Outside, I got in Dad’s car and turned the radio to the classical station that just barely came in. With the helmet off and the window rolled down I could breathe again. My stomach felt like it was on a gyroscope, spinning and twirling. I pressed my forehead to the steering wheel and groaned, trying to center myself. I knew how guys talked about girls when they weren’t around, of course. I shouldn’t have been surprised. But those two reminded me of the guys who tormented me when I was younger, and it still struck a nerve with me, no matter how much had changed. A knock at the window made me jump.
“Give up already?” Grant said. His hair was plastered to his scalp. He panted as he sat in the passenger seat.
“Yeah,” I said, turning just enough that I could keep my forehead on the cool steering wheel while also making eye contact with him. “Your friends are creeps, by the way.”
“What friends?” Grant said.
“The guy with the cat paint and the one with the rag-doll paint.”
He thought about that for a moment. “Oh, those guys are assholes. They’re not my friends, they’re just on the team.”
“Good,” I said, squeezing his hand and smiling. “How did you do?”
“I’m not sure,” Grant said. “Chloe hugged me and thanked me for ‘that corn thing the other day.’” I laughed. “And, uh, I kind of…” He mumbled something I couldn’t make out.
“What was that?” I said.
“I got flirted with a bunch!” he said, his cheeks glowing bright pink.
“By guys?” I said, sitting up straight.
“They thought I was you!” he said, crossing his arms.
“Did you flirt back?” I said, leaning forward and grinning.
“No!” he said. “Jesus.”
“You liked it!” I said. He rolled his eyes but the pink on his cheeks didn’t go away. “Come on, admit you had fun. It’s okay. The whole point of Halloween is pretending.”
“Yeah,” he said, looking thoughtful. “It’s weird to be someone else for a little while.”
“Yeah,” I said, shifting closer to him and resting my head on his chest. The bass, still audible out here, formed a steady rhythm, with happy shrieks of partiers rising above the din.
“You know when I was a kid, the first time I watched Star Wars, it was like, I don’t know, like my whole world opening up,” Grant said suddenly. I left my head where it was, enjoying the rise and fall of his chest. “It sounds stupid now but seeing those characters with their crazy outfits, those badass spaceships, I started to think that maybe there was more out there than football and playin’ in dirt.”

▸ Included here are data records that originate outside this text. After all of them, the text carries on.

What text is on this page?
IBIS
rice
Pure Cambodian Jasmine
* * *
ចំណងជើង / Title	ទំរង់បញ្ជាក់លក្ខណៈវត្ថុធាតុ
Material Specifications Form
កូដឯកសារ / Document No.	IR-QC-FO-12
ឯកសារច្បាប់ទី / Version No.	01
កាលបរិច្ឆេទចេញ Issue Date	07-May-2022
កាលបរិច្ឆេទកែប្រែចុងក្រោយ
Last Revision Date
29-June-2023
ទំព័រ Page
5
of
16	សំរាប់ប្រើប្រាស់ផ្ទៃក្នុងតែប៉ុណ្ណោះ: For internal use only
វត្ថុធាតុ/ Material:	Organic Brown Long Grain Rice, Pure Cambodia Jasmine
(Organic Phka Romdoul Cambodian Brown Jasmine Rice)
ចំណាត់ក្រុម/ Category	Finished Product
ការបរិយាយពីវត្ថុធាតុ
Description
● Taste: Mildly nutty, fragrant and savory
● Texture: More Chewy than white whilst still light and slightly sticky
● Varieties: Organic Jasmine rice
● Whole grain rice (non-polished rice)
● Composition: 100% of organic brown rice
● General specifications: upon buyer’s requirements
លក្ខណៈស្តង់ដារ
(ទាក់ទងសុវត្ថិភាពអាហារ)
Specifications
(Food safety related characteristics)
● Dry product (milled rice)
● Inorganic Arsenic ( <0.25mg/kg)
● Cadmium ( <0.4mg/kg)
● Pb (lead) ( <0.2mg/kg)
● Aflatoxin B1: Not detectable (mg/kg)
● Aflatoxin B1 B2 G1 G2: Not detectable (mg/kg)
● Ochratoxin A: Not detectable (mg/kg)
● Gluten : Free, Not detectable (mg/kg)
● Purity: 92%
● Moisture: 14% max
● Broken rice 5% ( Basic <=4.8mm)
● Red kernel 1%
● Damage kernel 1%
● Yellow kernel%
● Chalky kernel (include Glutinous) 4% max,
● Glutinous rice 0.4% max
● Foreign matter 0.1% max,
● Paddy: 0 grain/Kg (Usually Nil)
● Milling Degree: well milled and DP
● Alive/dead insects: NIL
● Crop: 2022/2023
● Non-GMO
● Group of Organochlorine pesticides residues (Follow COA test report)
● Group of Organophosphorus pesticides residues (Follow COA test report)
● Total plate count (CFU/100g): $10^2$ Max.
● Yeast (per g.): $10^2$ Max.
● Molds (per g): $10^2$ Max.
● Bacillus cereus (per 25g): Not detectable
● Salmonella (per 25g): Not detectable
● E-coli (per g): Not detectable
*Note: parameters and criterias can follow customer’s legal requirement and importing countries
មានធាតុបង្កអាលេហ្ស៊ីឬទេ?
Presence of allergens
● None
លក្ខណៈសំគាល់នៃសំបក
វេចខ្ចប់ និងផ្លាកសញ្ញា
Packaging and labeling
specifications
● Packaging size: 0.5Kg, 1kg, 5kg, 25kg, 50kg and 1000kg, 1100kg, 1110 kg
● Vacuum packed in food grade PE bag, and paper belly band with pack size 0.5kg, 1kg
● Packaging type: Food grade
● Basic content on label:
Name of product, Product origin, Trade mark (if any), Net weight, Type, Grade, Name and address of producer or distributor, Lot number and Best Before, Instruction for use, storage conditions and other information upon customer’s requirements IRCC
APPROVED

I nodded, thinking of the first time I had watched the movie too. I had loved to escape into science fiction and fantasy for as long as I could remember, loved anything where the main characters didn’t look like the people I saw around me, and especially anything with themes of acceptance and social injustice. But my relationship with sci-fi was a little more complicated than Grant’s, because it was one of the things about me that was typically male. I knew that some girls had grown up reading comic books, and since my transition, I wasn’t sure whether it was something I should hide, like my encyclopedic knowledge of every episode of Deep Space Nine might somehow out me. I loved that I didn’t have to hide it from Grant.
“I don’t know what I’m really tryin’ to say,” Grant continued. “It helps to think about things other’n yourself, imagine that there’s a different way to be I guess.”
I sat up and kissed him long and hard, to tell him everything I couldn’t articulate—that for a guy who’d rarely received better than a C in school, for someone who thought the most value he brought was knocking guys over on a football field, he was one of the smartest people I had ever met.
I lay back down against him and we listened to the party go on without us, our breaths syncing. As I felt Grant’s heart beat in his chest, a thought that both thrilled and terrified me snaked its way from my stomach to the tips of my fingers: I was falling in love with him.